Vlad,
As I said the only way the crucifixion of Christ could be faked is with the full cooperation of the Roman and Jewish authorities
Just saying something doesn’t make it true though, especially when what you’re saying is also an argument from personal incredulity.
Or You could just be considering a resurrection without any context.
Therefore the person in Staffordshire I would imagine has no particularly religious context.
Oh dear. You’re lost in circular reasoning here: the resurrection story is used to justify claims of a supernatural god; now you’re arguing that the “context” of a supernatural god validates the resurrection story.
Can you see where you’ve gone wrong here?
The NT actually has three resurrections Lazarus, The boy who fell from the window who fell asleep during a meeting with Paul.
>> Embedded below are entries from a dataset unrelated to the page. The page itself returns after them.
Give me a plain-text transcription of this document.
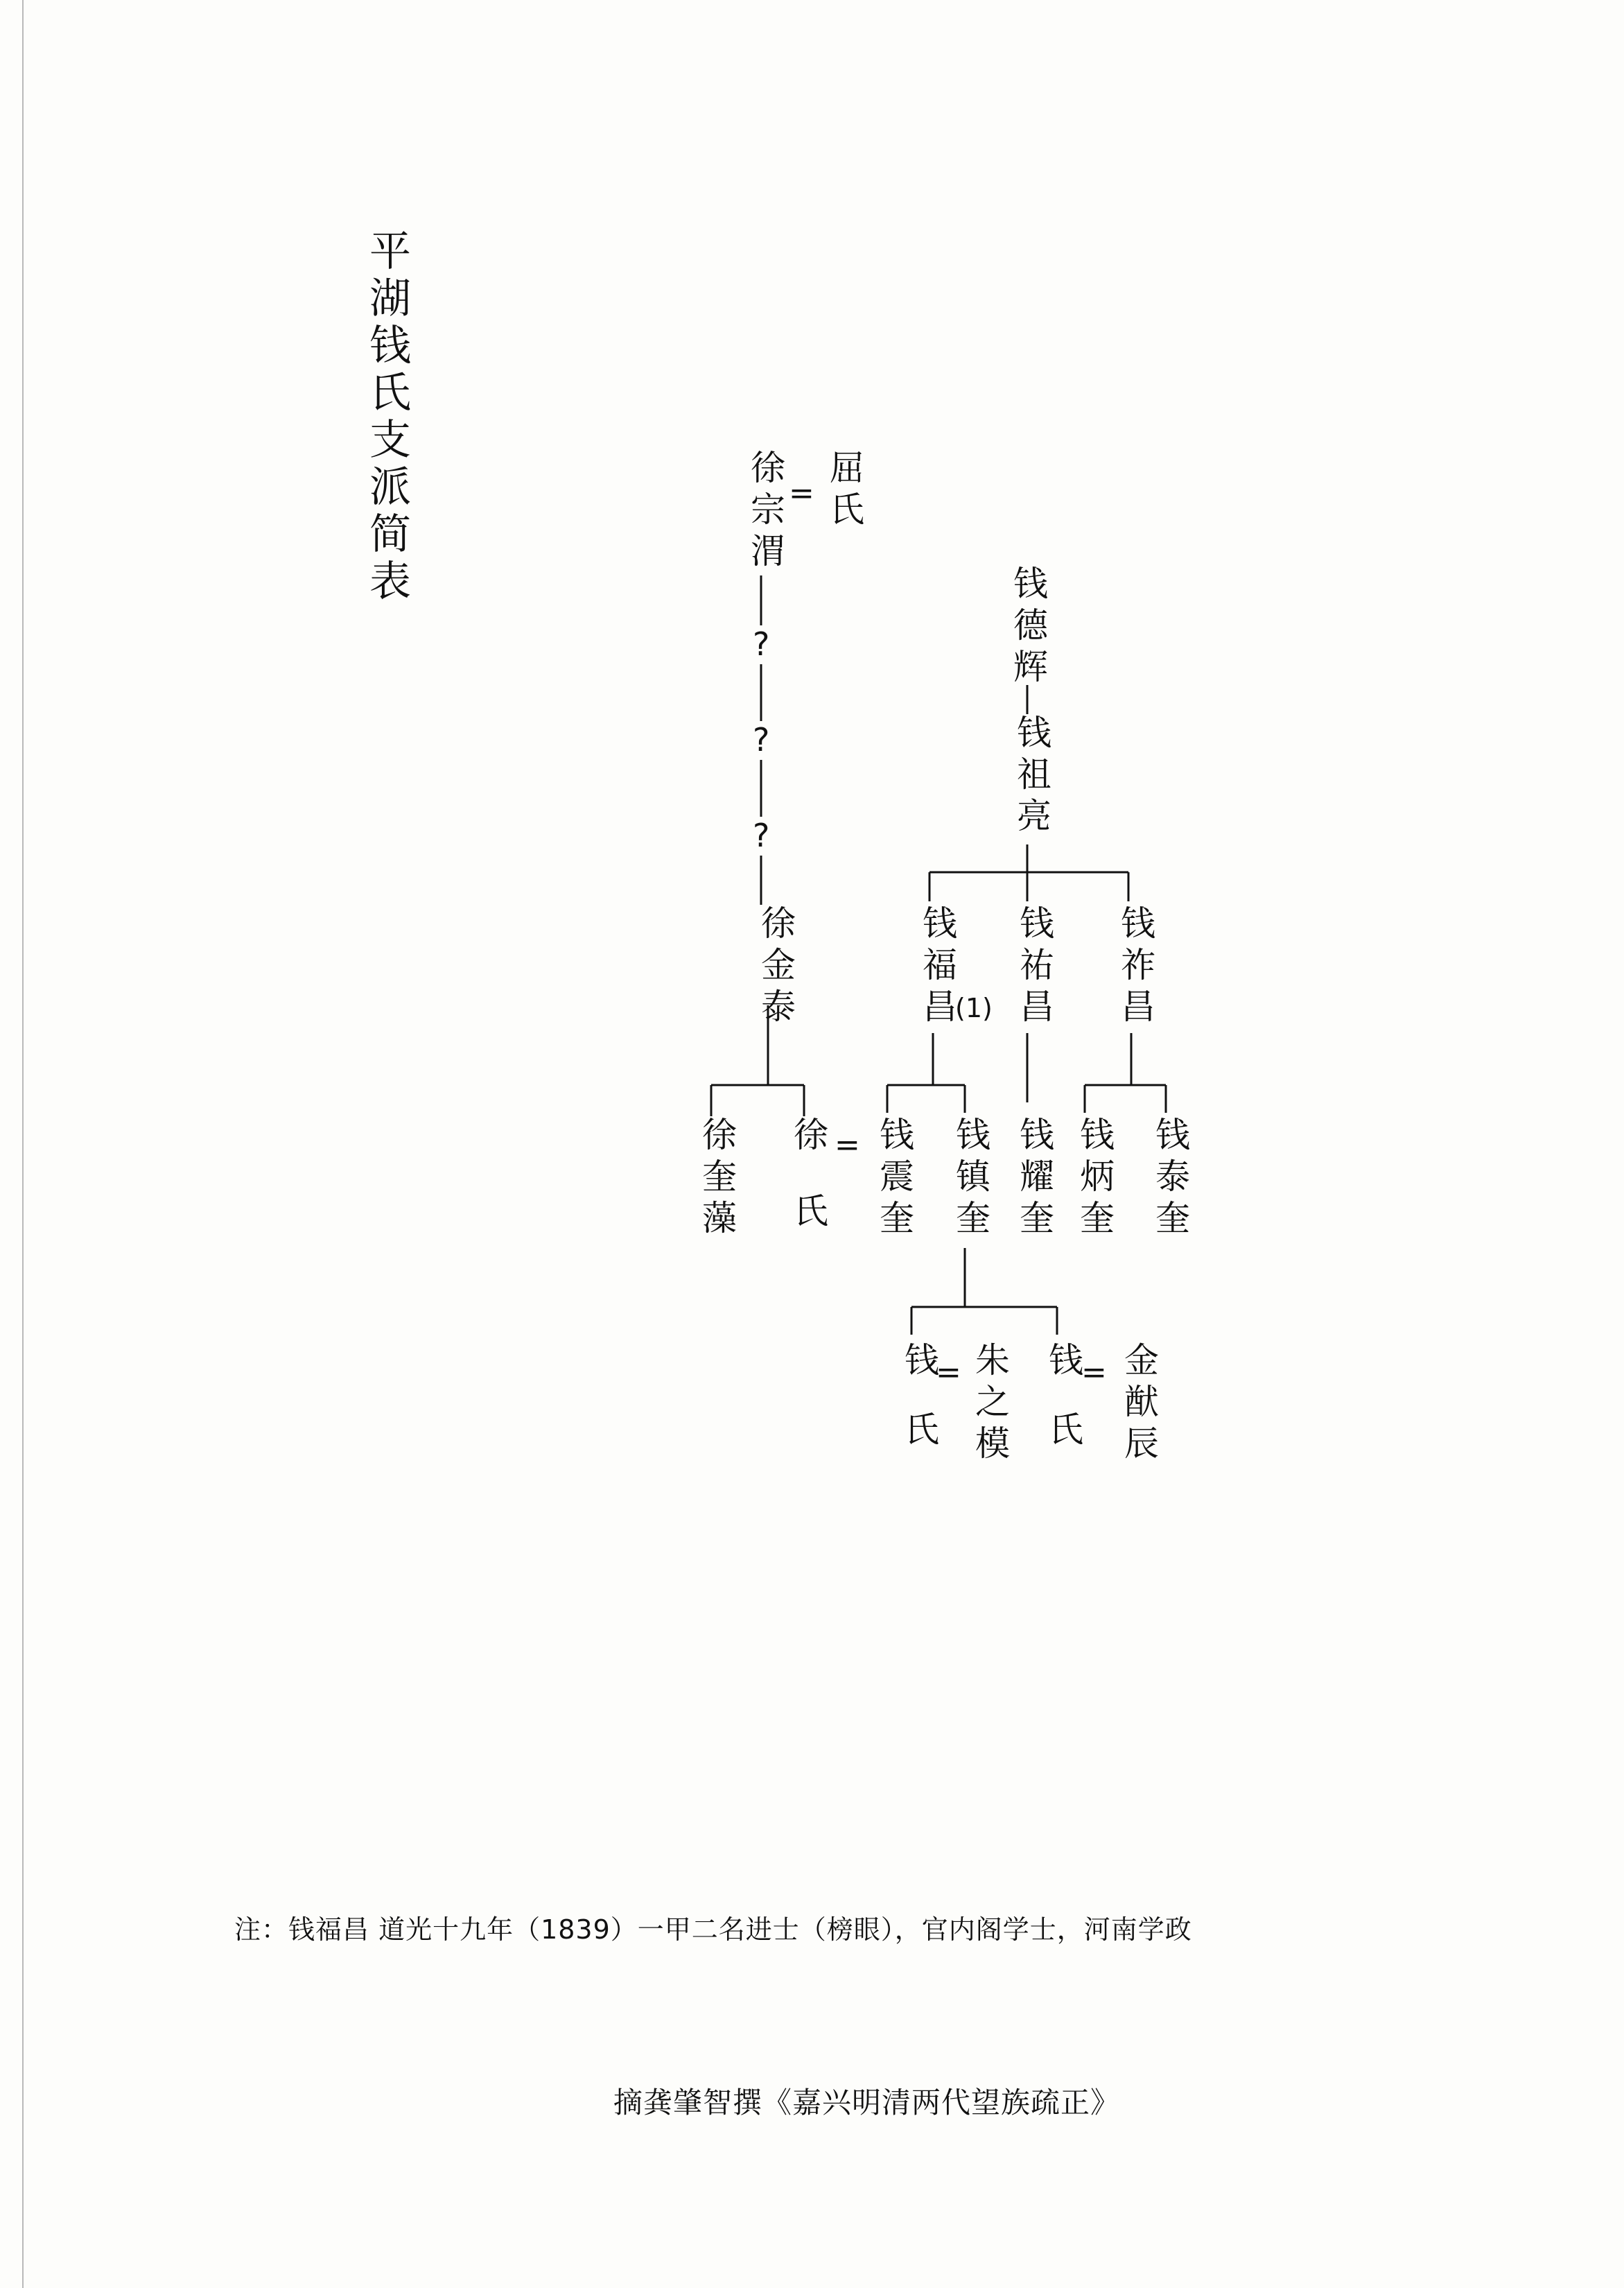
平湖钱氏支派简表	徐宗渭 = 屈氏
?
?
?
徐金泰
徐奎藻 徐氏 =
钱德辉
钱祖亮
钱福昌
(1) 钱祐昌 钱祚昌
钱震奎 钱镇奎 钱耀奎 钱炳奎 钱泰奎
钱氏
= 朱之模 钱氏
= 金猷辰
注：钱福昌 道光十九年（1839）一甲二名进士（榜眼），官内阁学士，河南学政
摘龚肇智撰《嘉兴明清两代望族疏正》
So the NT, in your scheme gives us three potential religions. So either Jesus won because ''He survived because he survived'' Or he had a religious context in which it all makes sense.
Or the Jesus story “won” for reasons that could well have nothing to do with the resurrection story being
true – like Christianity being selected by Constantine I as the approved religion for example. That’s the point.
Something which does not fit a niche in religion is hardly going to fit a niche in religious thinking.
See above re circular reasoning: the resurrection story justifies the religious thinking; the religious thinking justifies the resurrection story; the resurrection story justifies the….” etc, and round and round you go.
There is the obscure phenomenon of survivor bias but that is completely put in the shade by the principle of survival of the fittest so unless you can come up with an actual example of something either surviving or dying out for no reason.........
Your ignorance of survivorship bias is showing here. The bias (which is common by the way) comes from looking at the survivors and drawing your conclusions from only that group. Once famous case for example concerned WWII bombers that needed extra armour, so the boffins looked at the bullet holes in them and decided that that’s where the armour should go – mainly in the wings and fuselage. What they forgot though was the silent evidence of the ‘planes that never made it back – ie, the ones that had been shot down because the bullets hit the engines and the cockpits, which is where the armour should really go.
Short version: evolution concerns
natural selection, not artificial selection.